Location
- Country: Canada
- Province: Ontario
- Region: Northwestern Ontario
- District: Thunder Bay

Physical characteristics
- Source: Selassie Lake
- • coordinates: 50°26′42″N 88°44′47″W﻿ / ﻿50.44500°N 88.74639°W
- • elevation: 334 m (1,096 ft)
- Mouth: Lake Nipigon
- • coordinates: 50°10′10″N 88°49′16″W﻿ / ﻿50.16944°N 88.82111°W
- • elevation: 260 m (850 ft)
- Length: 37 km (23 mi)

Basin features
- River system: Lake Nipigon
- • right: Blackett Creek

= Whitesand River (Lake Nipigon) =

The Whitesand River is a river in Thunder Bay District, Ontario, Canada, that flows south into the northwest side of Lake Nipigon.

==Course==
The river begins at Selassie Lake at an elevation of 334 m. Selassie Lake is adjacent to Haile Lake, which also flows into Lake Nipigon, but via the Pikitigushi River system. The names of the two lakes are a reference to Haile Selassie I of Ethiopia.

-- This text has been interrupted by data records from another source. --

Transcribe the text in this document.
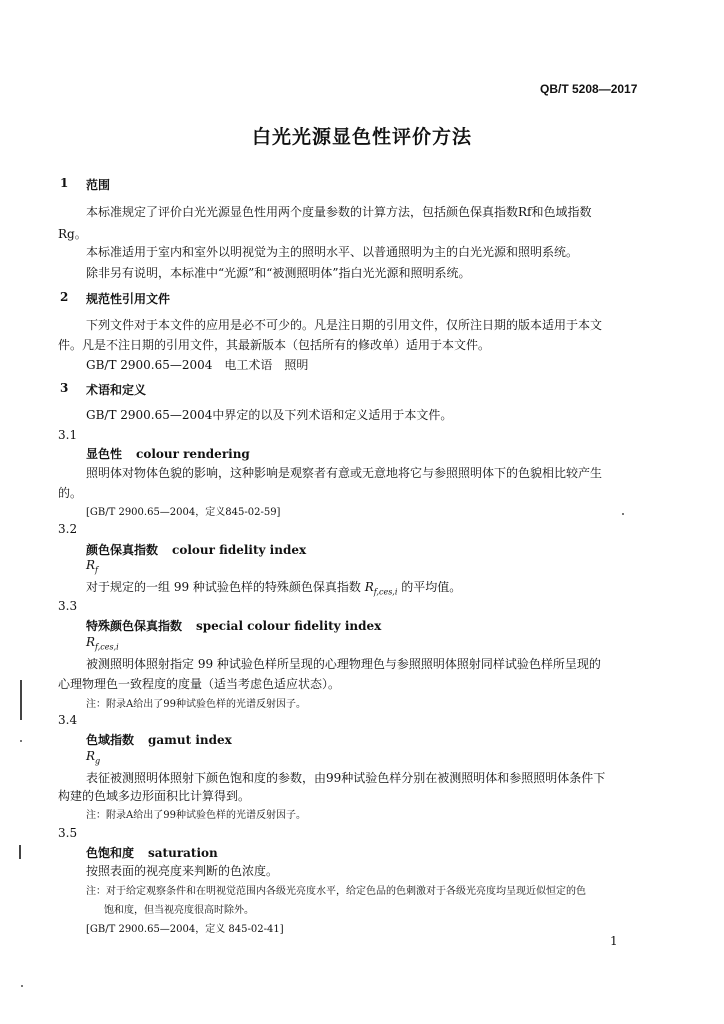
QB/T 5208—2017
白光光源显色性评价方法
1 范围
本标准规定了评价白光光源显色性用两个度量参数的计算方法，包括颜色保真指数Rf和色域指数
Rg。
本标准适用于室内和室外以明视觉为主的照明水平、以普通照明为主的白光光源和照明系统。
除非另有说明，本标准中“光源”和“被测照明体”指白光光源和照明系统。
2 规范性引用文件
下列文件对于本文件的应用是必不可少的。凡是注日期的引用文件，仅所注日期的版本适用于本文
件。凡是不注日期的引用文件，其最新版本（包括所有的修改单）适用于本文件。
GB/T 2900.65—2004　电工术语　照明
3 术语和定义
GB/T 2900.65—2004中界定的以及下列术语和定义适用于本文件。
3.1
显色性 colour rendering
照明体对物体色貌的影响，这种影响是观察者有意或无意地将它与参照照明体下的色貌相比较产生
的。
[GB/T 2900.65—2004，定义845-02-59]
3.2
颜色保真指数 colour fidelity index
$R_f$
对于规定的一组 99 种试验色样的特殊颜色保真指数 $R_{f,ces,i}$ 的平均值。
3.3
特殊颜色保真指数 special colour fidelity index
$R_{f,ces,i}$
被测照明体照射指定 99 种试验色样所呈现的心理物理色与参照照明体照射同样试验色样所呈现的
心理物理色一致程度的度量（适当考虑色适应状态）。
注：附录A给出了99种试验色样的光谱反射因子。
3.4
色域指数 gamut index
$R_g$
表征被测照明体照射下颜色饱和度的参数，由99种试验色样分别在被测照明体和参照照明体条件下
构建的色域多边形面积比计算得到。
注：附录A给出了99种试验色样的光谱反射因子。
3.5
色饱和度 saturation
按照表面的视亮度来判断的色浓度。
注：对于给定观察条件和在明视觉范围内各级光亮度水平，给定色品的色刺激对于各级光亮度均呈现近似恒定的色
饱和度，但当视亮度很高时除外。
[GB/T 2900.65—2004，定义 845-02-41]
1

From Selassie Lake, the river flows southwest and then south to where the right tributary Blackett Creek joins at an elevation of 313 m. It continues south and enters Whitesand Lake at an elevation of 311 m. The river then continues further south for a total distance from Selassie Lake of 23 km to JoJo Lake at an elevation of 304 m. Here the Canadian National Railway transcontinental line crosses the river at the south end of the lake at a point just east of Armstrong Airport and about 11.5 km east of the community of Armstrong, Thunder Bay District, Ontario.

The river then travels 3.6 km further south to a waterfall, and then another 10.4 km southeast to its mouth at Lake Nipigon, for a total distance from Selassie Lake of 37 km.